'They want to break our spirits': Israel's new tax targets African migrants
Employers of Jews of Sudanese and Eritrean origins are now obliged to deduct 20 percent of their wages if they have temporary visas. The deductions are to be put into a fund, which can only be accessible after they leave the country.
While the Israeli interior ministry claims the new tax would "benefit" migrants and asylum seekers - referred to by politicians and media alike as "illegal infiltrators" - the migrants believe they are yet again being targeted as a result of systematic anti-blackness within the Israeli socio-political machine.
"They want to break our spirits," Eritrean community organiser Teklit Michael told Reuters. He believes this is a calculated plan to force black Jews out of Israel.
Continued racism
Israel was founded in 1948, yet only welcomed black Jews into the country in the 1980s with an Ethiopian Jewish influx. Since then, the new arrivals have been subject to xenophobia, racism, police brutality and forced to live in marginalised areas of Israel, where social mobility is made significantly harder for them.

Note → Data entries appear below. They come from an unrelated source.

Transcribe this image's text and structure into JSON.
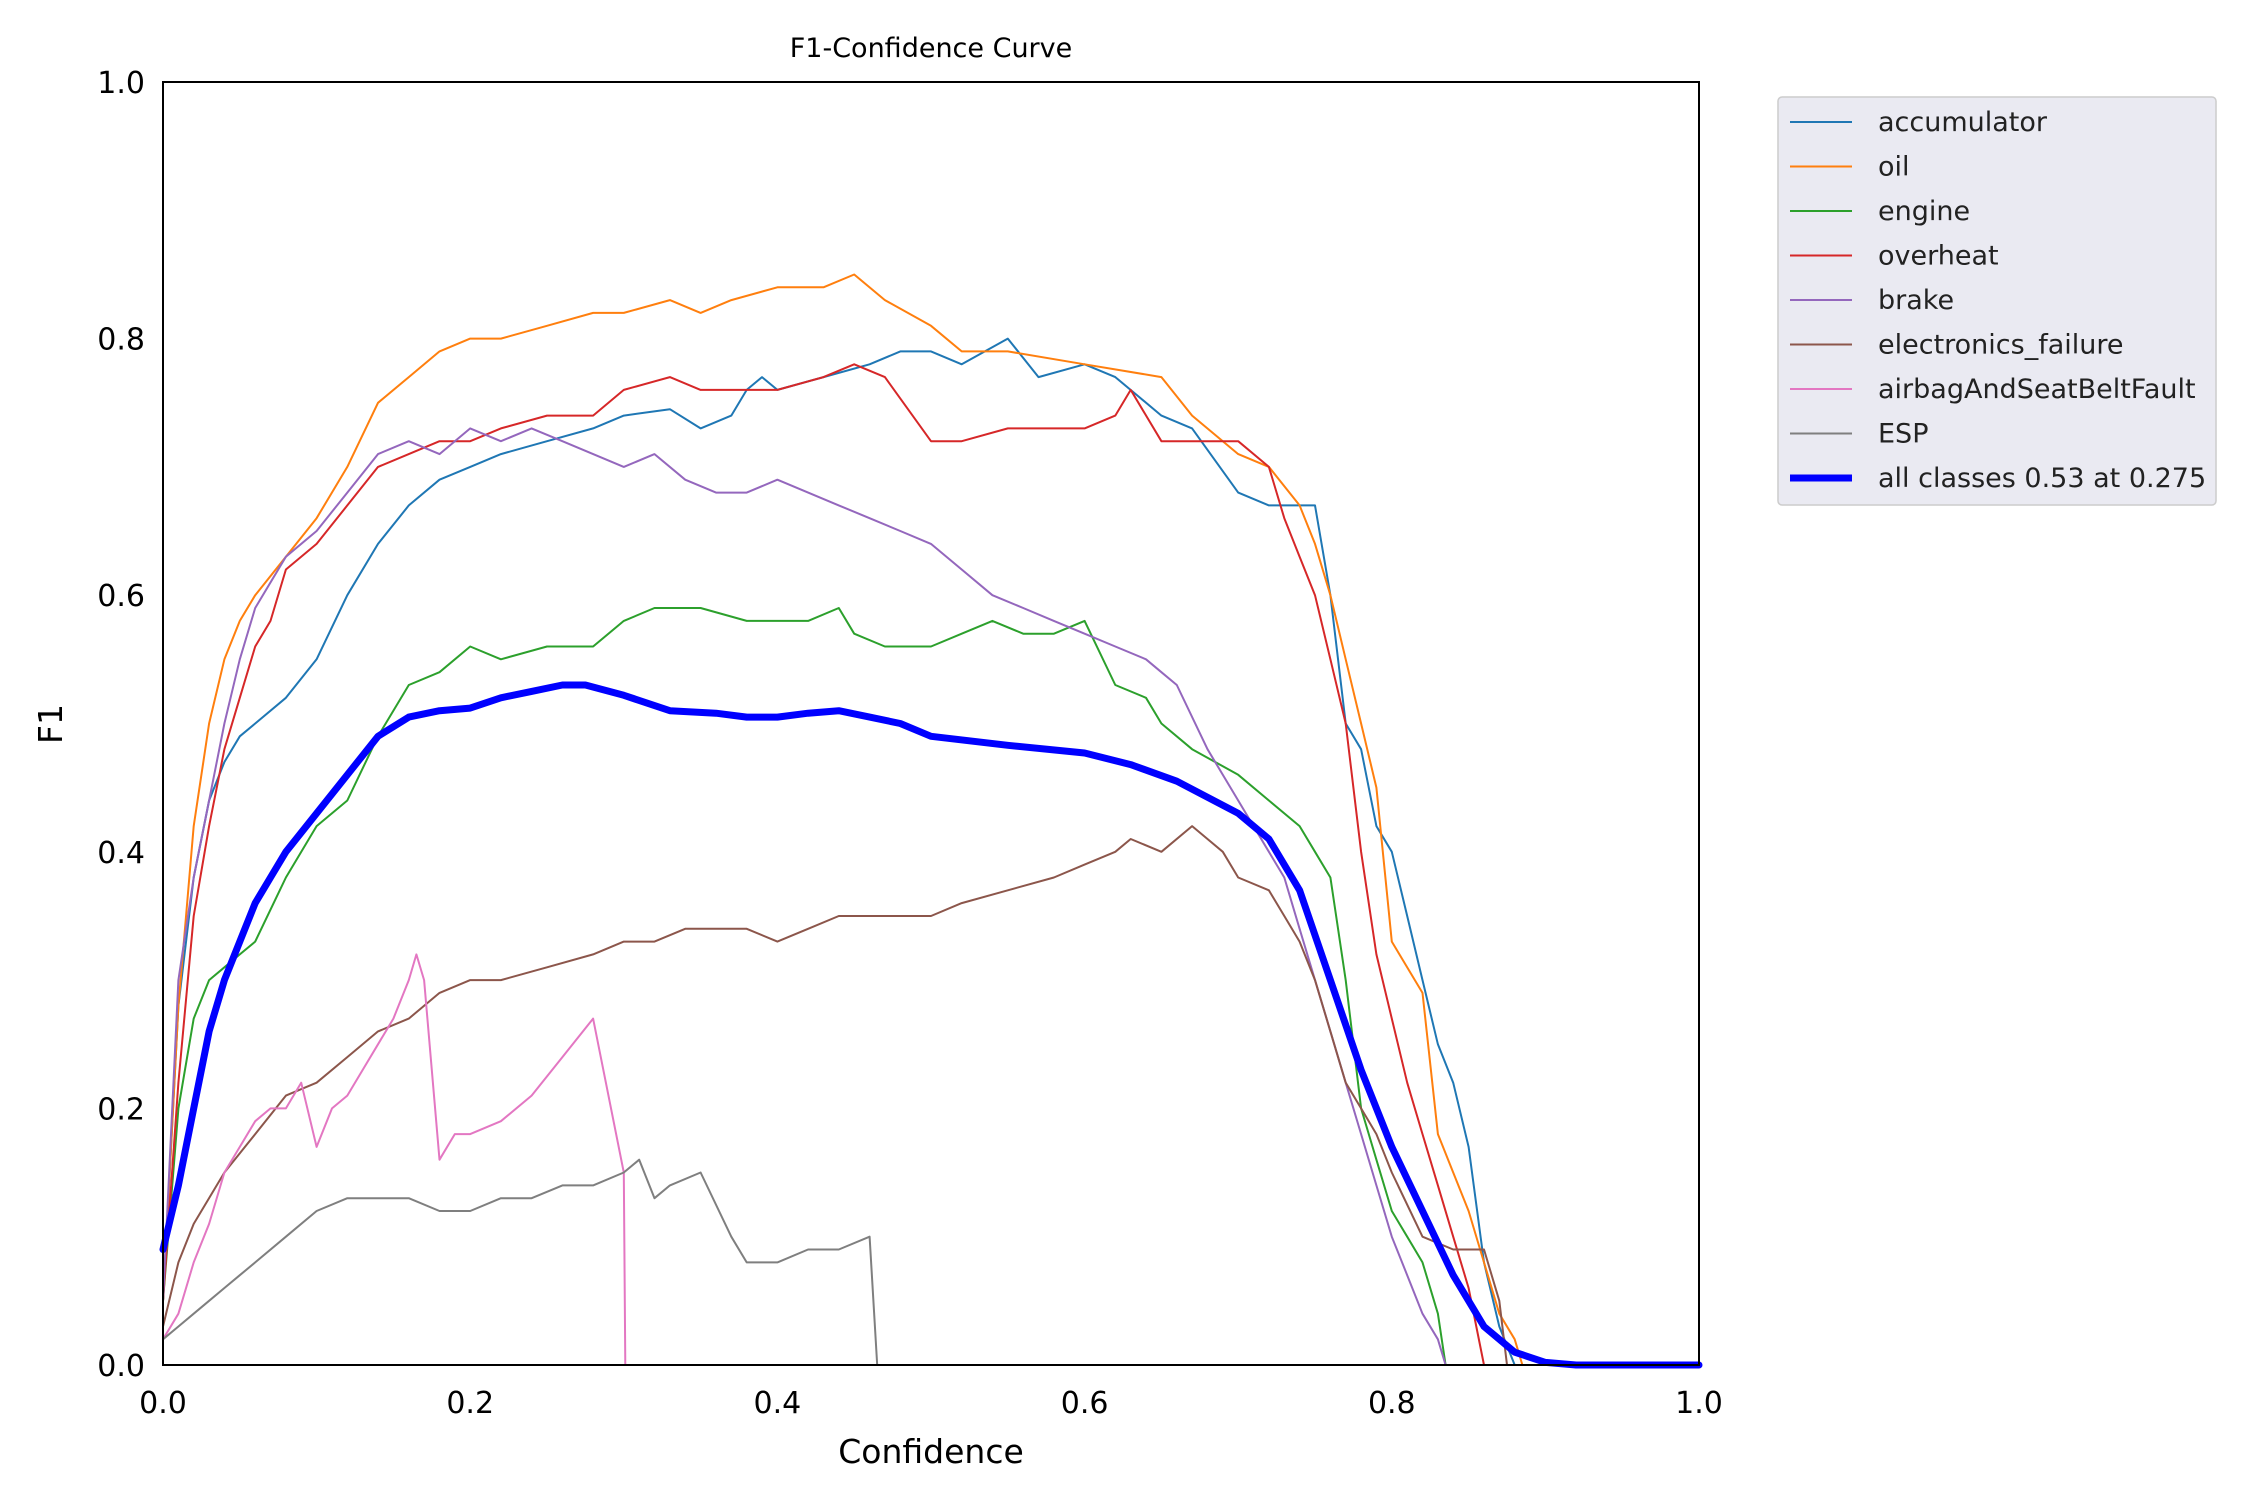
{
  "chart_data": {
    "type": "line",
    "title": "F1-Confidence Curve",
    "xlabel": "Confidence",
    "ylabel": "F1",
    "xlim": [
      0,
      1
    ],
    "ylim": [
      0,
      1
    ],
    "xticks": [
      "0.0",
      "0.2",
      "0.4",
      "0.6",
      "0.8",
      "1.0"
    ],
    "yticks": [
      "0.0",
      "0.2",
      "0.4",
      "0.6",
      "0.8",
      "1.0"
    ],
    "grid": false,
    "legend_position": "outside-top-right",
    "series": [
      {
        "name": "accumulator",
        "color": "#1f77b4",
        "width": 2,
        "x": [
          0,
          0.01,
          0.02,
          0.03,
          0.04,
          0.05,
          0.06,
          0.08,
          0.1,
          0.12,
          0.14,
          0.16,
          0.18,
          0.2,
          0.22,
          0.25,
          0.28,
          0.3,
          0.33,
          0.35,
          0.37,
          0.38,
          0.39,
          0.4,
          0.43,
          0.46,
          0.48,
          0.5,
          0.52,
          0.55,
          0.57,
          0.6,
          0.62,
          0.65,
          0.67,
          0.7,
          0.72,
          0.75,
          0.76,
          0.77,
          0.78,
          0.79,
          0.8,
          0.81,
          0.82,
          0.83,
          0.84,
          0.85,
          0.86,
          0.87,
          0.88,
          0.9,
          1.0
        ],
        "y": [
          0.05,
          0.28,
          0.38,
          0.44,
          0.47,
          0.49,
          0.5,
          0.52,
          0.55,
          0.6,
          0.64,
          0.67,
          0.69,
          0.7,
          0.71,
          0.72,
          0.73,
          0.74,
          0.745,
          0.73,
          0.74,
          0.76,
          0.77,
          0.76,
          0.77,
          0.78,
          0.79,
          0.79,
          0.78,
          0.8,
          0.77,
          0.78,
          0.77,
          0.74,
          0.73,
          0.68,
          0.67,
          0.67,
          0.6,
          0.5,
          0.48,
          0.42,
          0.4,
          0.35,
          0.3,
          0.25,
          0.22,
          0.17,
          0.08,
          0.03,
          0.0,
          0.0,
          0.0
        ]
      },
      {
        "name": "oil",
        "color": "#ff7f0e",
        "width": 2,
        "x": [
          0,
          0.01,
          0.02,
          0.03,
          0.04,
          0.05,
          0.06,
          0.08,
          0.1,
          0.12,
          0.14,
          0.16,
          0.18,
          0.2,
          0.22,
          0.25,
          0.28,
          0.3,
          0.33,
          0.35,
          0.37,
          0.4,
          0.43,
          0.45,
          0.47,
          0.5,
          0.52,
          0.55,
          0.6,
          0.65,
          0.67,
          0.7,
          0.72,
          0.74,
          0.75,
          0.76,
          0.77,
          0.78,
          0.79,
          0.8,
          0.82,
          0.83,
          0.84,
          0.85,
          0.86,
          0.87,
          0.88,
          0.885,
          1.0
        ],
        "y": [
          0.05,
          0.28,
          0.42,
          0.5,
          0.55,
          0.58,
          0.6,
          0.63,
          0.66,
          0.7,
          0.75,
          0.77,
          0.79,
          0.8,
          0.8,
          0.81,
          0.82,
          0.82,
          0.83,
          0.82,
          0.83,
          0.84,
          0.84,
          0.85,
          0.83,
          0.81,
          0.79,
          0.79,
          0.78,
          0.77,
          0.74,
          0.71,
          0.7,
          0.67,
          0.64,
          0.6,
          0.55,
          0.5,
          0.45,
          0.33,
          0.29,
          0.18,
          0.15,
          0.12,
          0.08,
          0.04,
          0.02,
          0.0,
          0.0
        ]
      },
      {
        "name": "engine",
        "color": "#2ca02c",
        "width": 2,
        "x": [
          0,
          0.01,
          0.02,
          0.03,
          0.04,
          0.05,
          0.06,
          0.08,
          0.1,
          0.12,
          0.14,
          0.16,
          0.18,
          0.2,
          0.22,
          0.25,
          0.28,
          0.3,
          0.32,
          0.35,
          0.38,
          0.4,
          0.42,
          0.44,
          0.45,
          0.47,
          0.5,
          0.52,
          0.54,
          0.56,
          0.58,
          0.6,
          0.62,
          0.64,
          0.65,
          0.67,
          0.7,
          0.72,
          0.74,
          0.75,
          0.76,
          0.77,
          0.78,
          0.79,
          0.8,
          0.81,
          0.82,
          0.83,
          0.835,
          1.0
        ],
        "y": [
          0.05,
          0.2,
          0.27,
          0.3,
          0.31,
          0.32,
          0.33,
          0.38,
          0.42,
          0.44,
          0.49,
          0.53,
          0.54,
          0.56,
          0.55,
          0.56,
          0.56,
          0.58,
          0.59,
          0.59,
          0.58,
          0.58,
          0.58,
          0.59,
          0.57,
          0.56,
          0.56,
          0.57,
          0.58,
          0.57,
          0.57,
          0.58,
          0.53,
          0.52,
          0.5,
          0.48,
          0.46,
          0.44,
          0.42,
          0.4,
          0.38,
          0.3,
          0.2,
          0.16,
          0.12,
          0.1,
          0.08,
          0.04,
          0.0,
          0.0
        ]
      },
      {
        "name": "overheat",
        "color": "#d62728",
        "width": 2,
        "x": [
          0,
          0.01,
          0.02,
          0.03,
          0.04,
          0.05,
          0.06,
          0.07,
          0.08,
          0.1,
          0.12,
          0.14,
          0.16,
          0.18,
          0.2,
          0.22,
          0.25,
          0.28,
          0.3,
          0.33,
          0.35,
          0.37,
          0.4,
          0.43,
          0.45,
          0.47,
          0.5,
          0.52,
          0.55,
          0.58,
          0.6,
          0.62,
          0.63,
          0.65,
          0.68,
          0.7,
          0.72,
          0.73,
          0.74,
          0.75,
          0.76,
          0.77,
          0.78,
          0.79,
          0.8,
          0.81,
          0.82,
          0.83,
          0.84,
          0.85,
          0.855,
          0.86,
          1.0
        ],
        "y": [
          0.05,
          0.22,
          0.35,
          0.42,
          0.48,
          0.52,
          0.56,
          0.58,
          0.62,
          0.64,
          0.67,
          0.7,
          0.71,
          0.72,
          0.72,
          0.73,
          0.74,
          0.74,
          0.76,
          0.77,
          0.76,
          0.76,
          0.76,
          0.77,
          0.78,
          0.77,
          0.72,
          0.72,
          0.73,
          0.73,
          0.73,
          0.74,
          0.76,
          0.72,
          0.72,
          0.72,
          0.7,
          0.66,
          0.63,
          0.6,
          0.55,
          0.5,
          0.4,
          0.32,
          0.27,
          0.22,
          0.18,
          0.14,
          0.1,
          0.06,
          0.03,
          0.0,
          0.0
        ]
      },
      {
        "name": "brake",
        "color": "#9467bd",
        "width": 2,
        "x": [
          0,
          0.01,
          0.02,
          0.03,
          0.04,
          0.05,
          0.06,
          0.08,
          0.1,
          0.12,
          0.14,
          0.16,
          0.18,
          0.2,
          0.22,
          0.24,
          0.26,
          0.28,
          0.3,
          0.32,
          0.34,
          0.36,
          0.38,
          0.4,
          0.42,
          0.44,
          0.46,
          0.48,
          0.5,
          0.52,
          0.54,
          0.56,
          0.58,
          0.6,
          0.62,
          0.64,
          0.65,
          0.66,
          0.68,
          0.7,
          0.72,
          0.73,
          0.74,
          0.75,
          0.76,
          0.77,
          0.78,
          0.79,
          0.8,
          0.81,
          0.82,
          0.83,
          0.835,
          1.0
        ],
        "y": [
          0.05,
          0.3,
          0.38,
          0.44,
          0.5,
          0.55,
          0.59,
          0.63,
          0.65,
          0.68,
          0.71,
          0.72,
          0.71,
          0.73,
          0.72,
          0.73,
          0.72,
          0.71,
          0.7,
          0.71,
          0.69,
          0.68,
          0.68,
          0.69,
          0.68,
          0.67,
          0.66,
          0.65,
          0.64,
          0.62,
          0.6,
          0.59,
          0.58,
          0.57,
          0.56,
          0.55,
          0.54,
          0.53,
          0.48,
          0.44,
          0.4,
          0.38,
          0.34,
          0.3,
          0.26,
          0.22,
          0.18,
          0.14,
          0.1,
          0.07,
          0.04,
          0.02,
          0.0,
          0.0
        ]
      },
      {
        "name": "electronics_failure",
        "color": "#8c564b",
        "width": 2,
        "x": [
          0,
          0.01,
          0.02,
          0.04,
          0.06,
          0.08,
          0.1,
          0.12,
          0.14,
          0.16,
          0.18,
          0.2,
          0.22,
          0.25,
          0.28,
          0.3,
          0.32,
          0.34,
          0.36,
          0.38,
          0.4,
          0.42,
          0.44,
          0.46,
          0.48,
          0.5,
          0.52,
          0.55,
          0.58,
          0.6,
          0.62,
          0.63,
          0.65,
          0.67,
          0.68,
          0.69,
          0.7,
          0.72,
          0.73,
          0.74,
          0.75,
          0.76,
          0.77,
          0.78,
          0.79,
          0.8,
          0.82,
          0.84,
          0.86,
          0.87,
          0.875,
          1.0
        ],
        "y": [
          0.03,
          0.08,
          0.11,
          0.15,
          0.18,
          0.21,
          0.22,
          0.24,
          0.26,
          0.27,
          0.29,
          0.3,
          0.3,
          0.31,
          0.32,
          0.33,
          0.33,
          0.34,
          0.34,
          0.34,
          0.33,
          0.34,
          0.35,
          0.35,
          0.35,
          0.35,
          0.36,
          0.37,
          0.38,
          0.39,
          0.4,
          0.41,
          0.4,
          0.42,
          0.41,
          0.4,
          0.38,
          0.37,
          0.35,
          0.33,
          0.3,
          0.26,
          0.22,
          0.2,
          0.18,
          0.15,
          0.1,
          0.09,
          0.09,
          0.05,
          0.0,
          0.0
        ]
      },
      {
        "name": "airbagAndSeatBeltFault",
        "color": "#e377c2",
        "width": 2,
        "x": [
          0,
          0.01,
          0.02,
          0.03,
          0.04,
          0.05,
          0.06,
          0.07,
          0.08,
          0.09,
          0.1,
          0.11,
          0.12,
          0.13,
          0.14,
          0.15,
          0.16,
          0.165,
          0.17,
          0.18,
          0.19,
          0.2,
          0.22,
          0.24,
          0.26,
          0.28,
          0.3,
          0.301,
          1.0
        ],
        "y": [
          0.02,
          0.04,
          0.08,
          0.11,
          0.15,
          0.17,
          0.19,
          0.2,
          0.2,
          0.22,
          0.17,
          0.2,
          0.21,
          0.23,
          0.25,
          0.27,
          0.3,
          0.32,
          0.3,
          0.16,
          0.18,
          0.18,
          0.19,
          0.21,
          0.24,
          0.27,
          0.15,
          0.0,
          0.0
        ]
      },
      {
        "name": "ESP",
        "color": "#7f7f7f",
        "width": 2,
        "x": [
          0,
          0.01,
          0.02,
          0.03,
          0.04,
          0.05,
          0.06,
          0.08,
          0.1,
          0.12,
          0.14,
          0.16,
          0.18,
          0.2,
          0.22,
          0.24,
          0.26,
          0.28,
          0.3,
          0.31,
          0.32,
          0.33,
          0.35,
          0.37,
          0.38,
          0.4,
          0.42,
          0.44,
          0.46,
          0.465,
          1.0
        ],
        "y": [
          0.02,
          0.03,
          0.04,
          0.05,
          0.06,
          0.07,
          0.08,
          0.1,
          0.12,
          0.13,
          0.13,
          0.13,
          0.12,
          0.12,
          0.13,
          0.13,
          0.14,
          0.14,
          0.15,
          0.16,
          0.13,
          0.14,
          0.15,
          0.1,
          0.08,
          0.08,
          0.09,
          0.09,
          0.1,
          0.0,
          0.0
        ]
      },
      {
        "name": "all classes 0.53 at 0.275",
        "color": "#0000ff",
        "width": 7,
        "x": [
          0,
          0.01,
          0.02,
          0.03,
          0.04,
          0.05,
          0.06,
          0.07,
          0.08,
          0.1,
          0.12,
          0.14,
          0.16,
          0.18,
          0.2,
          0.22,
          0.24,
          0.26,
          0.275,
          0.3,
          0.33,
          0.36,
          0.38,
          0.4,
          0.42,
          0.44,
          0.46,
          0.48,
          0.5,
          0.55,
          0.6,
          0.63,
          0.66,
          0.7,
          0.72,
          0.74,
          0.76,
          0.78,
          0.8,
          0.82,
          0.84,
          0.86,
          0.88,
          0.9,
          0.92,
          1.0
        ],
        "y": [
          0.09,
          0.14,
          0.2,
          0.26,
          0.3,
          0.33,
          0.36,
          0.38,
          0.4,
          0.43,
          0.46,
          0.49,
          0.505,
          0.51,
          0.512,
          0.52,
          0.525,
          0.53,
          0.53,
          0.522,
          0.51,
          0.508,
          0.505,
          0.505,
          0.508,
          0.51,
          0.505,
          0.5,
          0.49,
          0.483,
          0.477,
          0.468,
          0.455,
          0.43,
          0.41,
          0.37,
          0.3,
          0.23,
          0.17,
          0.12,
          0.07,
          0.03,
          0.01,
          0.002,
          0.0,
          0.0
        ]
      }
    ]
  }
}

They have also been subject to biological aggression. The Israeli government pressured Ethiopian Jewish women to be injected with Depo Provera, a long-term birth control drug, in order for them not to reproduce. In some cases, women were only allowed into Israel if they took this drug, causing a government-engineered drop in black Jewish birth rates in Israel.
Members of the Israeli Knesset in the current ruling party, Likud, have openly expressed their hatred towards black Jews. Miri Regev, the Israeli minister of culture and sport, referred to black Jews as a "cancer in the body of the nation" in 2012.
Soon after she made her remarks, Israelis were asked about her remarks in a poll, with 52 percent agreeing with her disturbing xenophobia.